Highbridge Music Ltd.
I composed a tribute to Martin Kingsbury a Paean for solo viola for his 25th anniversary as publishing director of Faber Music.
I wrote a Jubilate Deo for a Presbyterian church in Abington, Pennsylvania, where Sir David had given a performance of 'Benedictus' and 'Six Romantic Pieces' for clarinet for Thea King, arrangements from various sources. I wrote some solo horn music for a Jonathan Kent theatre production of Ibsen at the Almeida with Claire Bloom and Espen Skjonberg- 'When we dead waken', and an arrangement of one of my Shakespeare songs for an icelandic counter-tenor, Sverrier Gud-Johannson, to sing at Ruskin Spear's funeral: Fear no more the heat of the sun. Ruskin Spear was a great portrait painter and had been a great friend.
At Easter I wrote words and music for a Christmas Lullaby. It was recorded later by a student ensemble which I conducted at the RAM and then broadcast on Classic FM on Christmas Day. The soprano soloists were Emma Bell and my wife Helen. This lovely duet had several later transformations- notably becoming the carol in the Snowman Stage Show, re-arranged for SATB and orchestra.
Through the good offices of the wonderful Belle Shenkman, Ann Sirkett of The Book Club commissioned a Christmas work for The Bach Choir and London Brass. I arranged two of the solo Songs of the Nativity for chorus and 8 brass and composed two new ones, making Four Songs of the Nativity. Sir David Willcocks rehearsed them in the extraordinary acoustic under the dome but at the performance, unexpectedly and most graciously, he handed over the baton allowing me to conduct his superb Bach Choir for the premiere.
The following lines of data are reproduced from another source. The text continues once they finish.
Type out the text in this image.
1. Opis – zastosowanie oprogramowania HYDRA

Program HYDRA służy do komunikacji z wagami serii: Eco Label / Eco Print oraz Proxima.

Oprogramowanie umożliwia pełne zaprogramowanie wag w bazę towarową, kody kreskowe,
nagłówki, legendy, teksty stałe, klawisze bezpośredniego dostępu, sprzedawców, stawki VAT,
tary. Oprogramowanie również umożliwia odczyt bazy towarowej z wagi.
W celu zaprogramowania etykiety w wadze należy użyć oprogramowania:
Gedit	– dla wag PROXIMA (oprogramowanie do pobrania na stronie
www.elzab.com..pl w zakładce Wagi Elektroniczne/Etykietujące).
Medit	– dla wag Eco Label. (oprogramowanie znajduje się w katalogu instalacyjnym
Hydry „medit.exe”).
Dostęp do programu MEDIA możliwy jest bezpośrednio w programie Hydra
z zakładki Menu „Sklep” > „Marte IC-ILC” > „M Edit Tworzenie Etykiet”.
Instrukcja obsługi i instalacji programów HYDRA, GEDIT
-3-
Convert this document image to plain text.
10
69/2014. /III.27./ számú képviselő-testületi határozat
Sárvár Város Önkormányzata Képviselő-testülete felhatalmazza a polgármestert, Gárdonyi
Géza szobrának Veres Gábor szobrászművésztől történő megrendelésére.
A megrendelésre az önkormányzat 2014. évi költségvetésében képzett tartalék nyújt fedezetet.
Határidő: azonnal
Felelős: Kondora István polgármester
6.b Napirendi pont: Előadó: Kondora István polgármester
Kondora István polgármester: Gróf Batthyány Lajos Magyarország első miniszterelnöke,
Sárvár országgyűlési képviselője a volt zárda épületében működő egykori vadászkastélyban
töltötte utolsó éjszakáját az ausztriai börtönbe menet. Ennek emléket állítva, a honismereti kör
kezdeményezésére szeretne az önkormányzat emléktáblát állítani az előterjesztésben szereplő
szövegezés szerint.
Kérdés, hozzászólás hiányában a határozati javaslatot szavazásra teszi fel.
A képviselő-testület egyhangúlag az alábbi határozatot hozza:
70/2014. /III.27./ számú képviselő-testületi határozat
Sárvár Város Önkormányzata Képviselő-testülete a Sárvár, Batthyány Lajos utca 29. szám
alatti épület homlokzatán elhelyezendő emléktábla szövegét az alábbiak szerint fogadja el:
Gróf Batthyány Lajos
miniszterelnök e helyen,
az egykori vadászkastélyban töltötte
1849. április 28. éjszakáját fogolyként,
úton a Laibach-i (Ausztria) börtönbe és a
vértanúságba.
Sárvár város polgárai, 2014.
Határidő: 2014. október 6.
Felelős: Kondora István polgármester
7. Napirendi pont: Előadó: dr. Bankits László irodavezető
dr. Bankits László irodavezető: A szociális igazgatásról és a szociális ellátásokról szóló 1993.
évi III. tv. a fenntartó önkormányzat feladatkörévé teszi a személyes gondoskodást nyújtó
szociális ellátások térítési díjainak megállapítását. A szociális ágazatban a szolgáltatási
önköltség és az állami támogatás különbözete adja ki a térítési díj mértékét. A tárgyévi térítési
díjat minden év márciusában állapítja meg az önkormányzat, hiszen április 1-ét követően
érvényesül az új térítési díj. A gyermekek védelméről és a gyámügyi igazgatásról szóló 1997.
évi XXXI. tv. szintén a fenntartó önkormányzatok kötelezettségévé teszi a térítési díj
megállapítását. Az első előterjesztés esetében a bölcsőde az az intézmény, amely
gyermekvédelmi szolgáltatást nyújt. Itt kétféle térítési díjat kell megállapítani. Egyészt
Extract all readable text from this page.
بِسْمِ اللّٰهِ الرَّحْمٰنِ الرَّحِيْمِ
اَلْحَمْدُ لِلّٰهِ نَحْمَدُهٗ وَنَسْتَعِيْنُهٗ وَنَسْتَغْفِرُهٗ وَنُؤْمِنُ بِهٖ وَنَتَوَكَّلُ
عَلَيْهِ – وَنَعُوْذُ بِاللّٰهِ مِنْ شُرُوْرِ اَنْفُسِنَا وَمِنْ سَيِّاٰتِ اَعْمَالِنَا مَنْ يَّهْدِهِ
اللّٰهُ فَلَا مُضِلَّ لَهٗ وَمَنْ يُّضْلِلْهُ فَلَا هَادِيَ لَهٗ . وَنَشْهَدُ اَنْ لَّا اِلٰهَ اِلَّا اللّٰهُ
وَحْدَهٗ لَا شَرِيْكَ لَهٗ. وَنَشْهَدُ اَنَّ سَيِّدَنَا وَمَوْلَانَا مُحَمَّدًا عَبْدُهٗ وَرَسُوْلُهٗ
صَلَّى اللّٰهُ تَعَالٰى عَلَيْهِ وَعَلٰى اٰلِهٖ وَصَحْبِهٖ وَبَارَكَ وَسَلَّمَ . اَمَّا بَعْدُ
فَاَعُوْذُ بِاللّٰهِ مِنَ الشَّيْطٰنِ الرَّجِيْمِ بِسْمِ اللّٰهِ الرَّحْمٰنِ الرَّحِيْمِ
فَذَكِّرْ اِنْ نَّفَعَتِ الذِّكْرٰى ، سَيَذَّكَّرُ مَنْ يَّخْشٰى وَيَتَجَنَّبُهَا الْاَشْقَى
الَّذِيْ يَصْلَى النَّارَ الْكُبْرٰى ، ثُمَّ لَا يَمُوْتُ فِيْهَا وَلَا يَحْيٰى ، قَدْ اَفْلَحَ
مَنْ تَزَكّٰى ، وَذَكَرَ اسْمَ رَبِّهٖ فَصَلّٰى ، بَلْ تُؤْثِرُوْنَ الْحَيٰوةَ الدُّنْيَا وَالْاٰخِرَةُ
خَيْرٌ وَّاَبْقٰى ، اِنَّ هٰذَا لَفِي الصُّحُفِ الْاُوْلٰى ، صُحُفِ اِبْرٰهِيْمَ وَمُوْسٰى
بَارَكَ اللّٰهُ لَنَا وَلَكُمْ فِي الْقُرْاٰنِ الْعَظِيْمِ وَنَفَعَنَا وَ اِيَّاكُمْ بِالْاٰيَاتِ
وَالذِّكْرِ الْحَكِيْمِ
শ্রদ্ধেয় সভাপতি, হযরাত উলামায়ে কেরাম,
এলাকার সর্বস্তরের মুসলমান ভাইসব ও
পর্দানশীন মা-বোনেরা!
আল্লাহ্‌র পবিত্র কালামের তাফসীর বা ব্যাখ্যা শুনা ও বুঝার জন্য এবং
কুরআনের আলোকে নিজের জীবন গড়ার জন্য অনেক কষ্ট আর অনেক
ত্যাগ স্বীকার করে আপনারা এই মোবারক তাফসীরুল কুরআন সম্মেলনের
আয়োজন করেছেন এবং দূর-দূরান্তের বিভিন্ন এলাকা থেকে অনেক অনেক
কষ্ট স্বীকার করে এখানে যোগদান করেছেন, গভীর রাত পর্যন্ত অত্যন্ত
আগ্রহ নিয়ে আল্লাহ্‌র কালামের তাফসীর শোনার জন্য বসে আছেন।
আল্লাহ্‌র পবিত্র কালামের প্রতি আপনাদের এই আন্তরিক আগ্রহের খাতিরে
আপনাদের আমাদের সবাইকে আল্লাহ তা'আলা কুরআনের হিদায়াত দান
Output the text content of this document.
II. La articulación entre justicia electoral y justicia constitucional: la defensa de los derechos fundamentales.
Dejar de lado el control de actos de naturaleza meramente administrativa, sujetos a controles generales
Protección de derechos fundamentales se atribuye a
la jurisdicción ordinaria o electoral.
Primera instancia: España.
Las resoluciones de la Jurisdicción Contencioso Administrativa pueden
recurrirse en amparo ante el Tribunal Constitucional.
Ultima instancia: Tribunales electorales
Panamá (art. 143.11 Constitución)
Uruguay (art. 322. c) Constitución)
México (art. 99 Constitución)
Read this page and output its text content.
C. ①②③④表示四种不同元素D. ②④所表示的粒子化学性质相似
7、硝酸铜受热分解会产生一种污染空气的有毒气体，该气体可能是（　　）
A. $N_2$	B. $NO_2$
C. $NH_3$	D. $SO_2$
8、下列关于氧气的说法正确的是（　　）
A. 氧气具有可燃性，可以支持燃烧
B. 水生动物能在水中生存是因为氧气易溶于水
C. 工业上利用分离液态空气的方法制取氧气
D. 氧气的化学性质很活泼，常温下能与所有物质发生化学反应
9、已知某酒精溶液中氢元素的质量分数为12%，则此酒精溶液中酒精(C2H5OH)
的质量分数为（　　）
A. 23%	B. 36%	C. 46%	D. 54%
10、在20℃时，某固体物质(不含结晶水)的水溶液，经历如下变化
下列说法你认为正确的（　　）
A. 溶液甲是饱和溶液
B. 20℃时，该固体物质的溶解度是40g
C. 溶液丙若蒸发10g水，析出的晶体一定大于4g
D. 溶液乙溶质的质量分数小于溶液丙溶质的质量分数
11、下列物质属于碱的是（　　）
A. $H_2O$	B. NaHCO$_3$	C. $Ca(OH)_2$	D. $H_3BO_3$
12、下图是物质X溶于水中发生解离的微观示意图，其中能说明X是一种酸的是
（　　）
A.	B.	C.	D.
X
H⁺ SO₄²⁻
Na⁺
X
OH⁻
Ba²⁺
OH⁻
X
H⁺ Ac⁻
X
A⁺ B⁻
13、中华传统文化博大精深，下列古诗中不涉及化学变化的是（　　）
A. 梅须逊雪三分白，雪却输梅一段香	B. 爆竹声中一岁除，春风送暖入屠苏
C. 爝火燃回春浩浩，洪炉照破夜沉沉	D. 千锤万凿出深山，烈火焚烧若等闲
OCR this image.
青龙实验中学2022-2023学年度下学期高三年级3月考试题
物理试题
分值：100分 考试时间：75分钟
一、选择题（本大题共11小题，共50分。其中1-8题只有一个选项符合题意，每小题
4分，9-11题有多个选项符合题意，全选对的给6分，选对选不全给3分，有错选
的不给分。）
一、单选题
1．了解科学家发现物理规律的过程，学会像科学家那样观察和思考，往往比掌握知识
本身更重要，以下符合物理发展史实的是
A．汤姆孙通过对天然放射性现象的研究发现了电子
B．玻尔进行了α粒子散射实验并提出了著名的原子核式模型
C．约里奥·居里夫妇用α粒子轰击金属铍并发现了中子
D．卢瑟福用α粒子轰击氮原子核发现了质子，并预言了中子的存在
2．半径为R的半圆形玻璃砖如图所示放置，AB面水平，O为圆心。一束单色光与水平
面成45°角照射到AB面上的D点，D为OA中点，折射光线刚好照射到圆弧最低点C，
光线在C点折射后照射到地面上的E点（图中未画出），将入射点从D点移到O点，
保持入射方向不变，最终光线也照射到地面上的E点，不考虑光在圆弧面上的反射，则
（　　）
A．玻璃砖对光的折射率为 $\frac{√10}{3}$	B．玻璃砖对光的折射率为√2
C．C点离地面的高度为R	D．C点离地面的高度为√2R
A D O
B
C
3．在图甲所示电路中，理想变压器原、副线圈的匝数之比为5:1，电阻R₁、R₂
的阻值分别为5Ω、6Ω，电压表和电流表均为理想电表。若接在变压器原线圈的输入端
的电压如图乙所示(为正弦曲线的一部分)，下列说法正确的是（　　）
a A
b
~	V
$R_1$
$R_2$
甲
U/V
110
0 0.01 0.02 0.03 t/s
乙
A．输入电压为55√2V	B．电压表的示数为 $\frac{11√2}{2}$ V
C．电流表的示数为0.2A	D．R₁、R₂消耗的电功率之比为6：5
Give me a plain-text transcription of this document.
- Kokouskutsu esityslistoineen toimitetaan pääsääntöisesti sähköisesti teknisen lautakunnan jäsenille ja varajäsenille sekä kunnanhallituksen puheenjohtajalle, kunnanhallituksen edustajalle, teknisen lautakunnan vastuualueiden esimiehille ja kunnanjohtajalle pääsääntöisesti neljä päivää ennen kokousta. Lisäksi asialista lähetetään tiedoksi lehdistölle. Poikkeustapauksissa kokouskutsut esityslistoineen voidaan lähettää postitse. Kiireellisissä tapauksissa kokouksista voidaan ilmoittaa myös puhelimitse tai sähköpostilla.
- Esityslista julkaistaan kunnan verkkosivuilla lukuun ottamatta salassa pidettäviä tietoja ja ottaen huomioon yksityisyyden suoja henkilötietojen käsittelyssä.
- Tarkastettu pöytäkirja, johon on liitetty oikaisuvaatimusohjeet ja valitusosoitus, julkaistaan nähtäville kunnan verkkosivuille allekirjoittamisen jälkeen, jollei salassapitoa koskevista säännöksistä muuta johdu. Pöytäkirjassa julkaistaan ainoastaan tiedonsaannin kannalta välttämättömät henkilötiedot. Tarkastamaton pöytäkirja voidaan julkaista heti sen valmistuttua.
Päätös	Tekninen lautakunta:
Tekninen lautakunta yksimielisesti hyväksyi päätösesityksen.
I created Serenade for Wind Octet as a commission for The Seaton Festival for The Camerata and clarinettist Janet Hilton. The first movement was derived from an early wind quartet, the first piece I wrote on arriving at the mill, the second from 'Come una marcia lente' in 'Lifecycle', the third from an incomplete early flute concerto. But I was frantic with preparations for the CBS album and didn't have time to go down to Dorset to hear the premiere. Very kindly my father-in-law John Lloyd travelled down there and made a recording, which was splendid.